Under Sullivan's choreography and direction, the Annadroids' movements help each video game zone come to life. For example, during the "Sub-urban Daze" zone, the dancers jog in front of the screen containing animated rows of identical houses; during "(Man)ufractured," which seems to explore human sexuality, the dancers work in pairs, using lifts, and making shapes where their bodies touch. The dancers themselves—Amy Campbell, Shelby Lafrinere, Kristin Lewis, Rian Orders, and Anna Sullivan—seemed perfect. I loved watching their skill, expression, and coordination.

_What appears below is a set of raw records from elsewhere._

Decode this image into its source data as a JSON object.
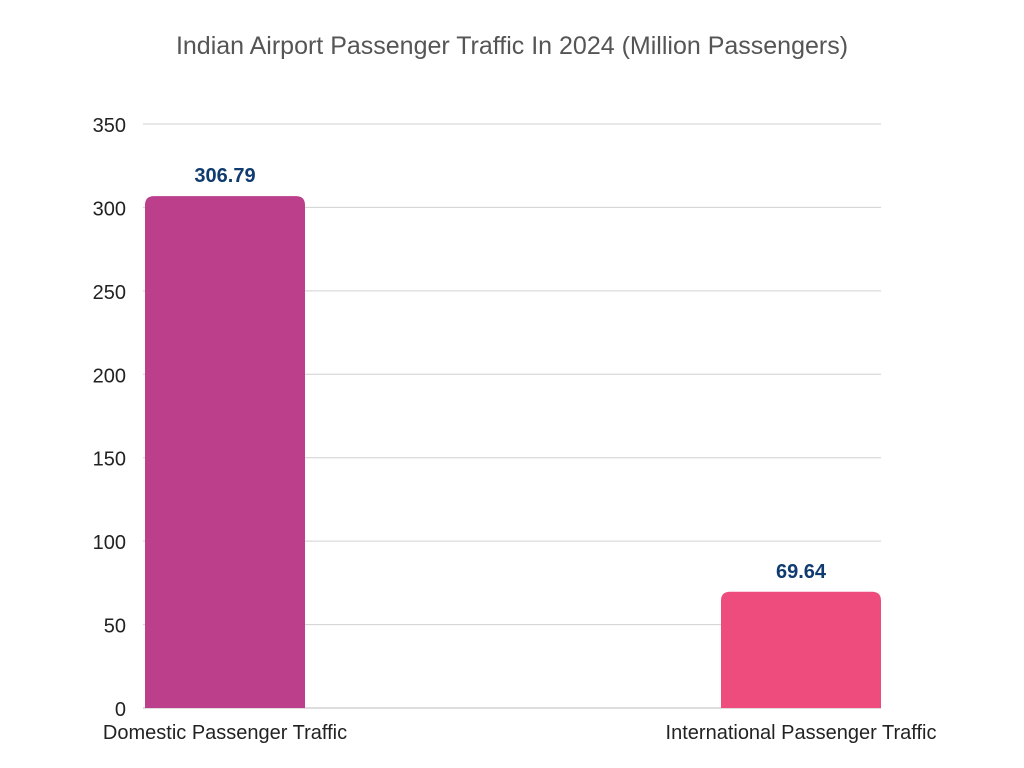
{
  "chart_data": {
    "type": "bar",
    "title": "Indian Airport Passenger Traffic In 2024 (Million Passengers)",
    "xlabel": "",
    "ylabel": "",
    "categories": [
      "Domestic Passenger Traffic",
      "International Passenger Traffic"
    ],
    "values": [
      306.79,
      69.64
    ],
    "data_labels": [
      "306.79",
      "69.64"
    ],
    "colors": [
      "#BB3F8A",
      "#EE4C7D"
    ],
    "label_color": "#0F3B6E",
    "ylim": [
      0,
      350
    ],
    "yticks": [
      0,
      50,
      100,
      150,
      200,
      250,
      300,
      350
    ],
    "grid": true,
    "legend": "none"
  }
}
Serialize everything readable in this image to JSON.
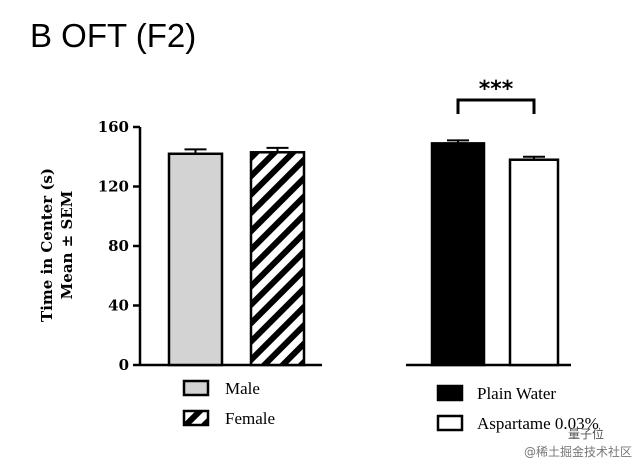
{
  "panel_title": "B OFT (F2)",
  "watermark": {
    "line1": "量子位",
    "line2": "@稀土掘金技术社区"
  },
  "chart_data": {
    "type": "bar",
    "ylabel_line1": "Time in Center (s)",
    "ylabel_line2": "Mean ± SEM",
    "ylim": [
      0,
      160
    ],
    "yticks": [
      0,
      40,
      80,
      120,
      160
    ],
    "grid": false,
    "groups": [
      {
        "bars": [
          {
            "name": "Male",
            "value": 142,
            "error": 3,
            "fill": "#d3d3d3",
            "pattern": "none"
          },
          {
            "name": "Female",
            "value": 143,
            "error": 3,
            "fill": "#ffffff",
            "pattern": "diagonal-stripes"
          }
        ],
        "significance": ""
      },
      {
        "bars": [
          {
            "name": "Plain Water",
            "value": 149,
            "error": 2,
            "fill": "#000000",
            "pattern": "none"
          },
          {
            "name": "Aspartame 0.03%",
            "value": 138,
            "error": 2,
            "fill": "#ffffff",
            "pattern": "none"
          }
        ],
        "significance": "***"
      }
    ]
  }
}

My favorite technical aspect of the show was Sullivan's costume design. The Annadroids all look like bizarre dolls with short, black, bobbed wigs, painted faces, exaggerated red lips, and long, sparkling eye lashes. Their identical and cold look fits well with Sullivan's concept. The Annadroids have several costume changes, and I found them exciting—the cool, matching jogging sets; the black dresses with the ruffled collars; the fuchsia tutus—and looked forward to seeing what the Annadroids would wear next.
The program notes state that this show is based on Jung's "multi-layered psychoanalytic model of the human psyche," and I saw evidence that it is highly planned on a conceptual level. Mostly, though, I appreciated the story on a visceral level, enjoying the skill, creativity, and originality of what I saw before me.
Overall, the show made me want to step out of my box more often and explore more movement-based theatre.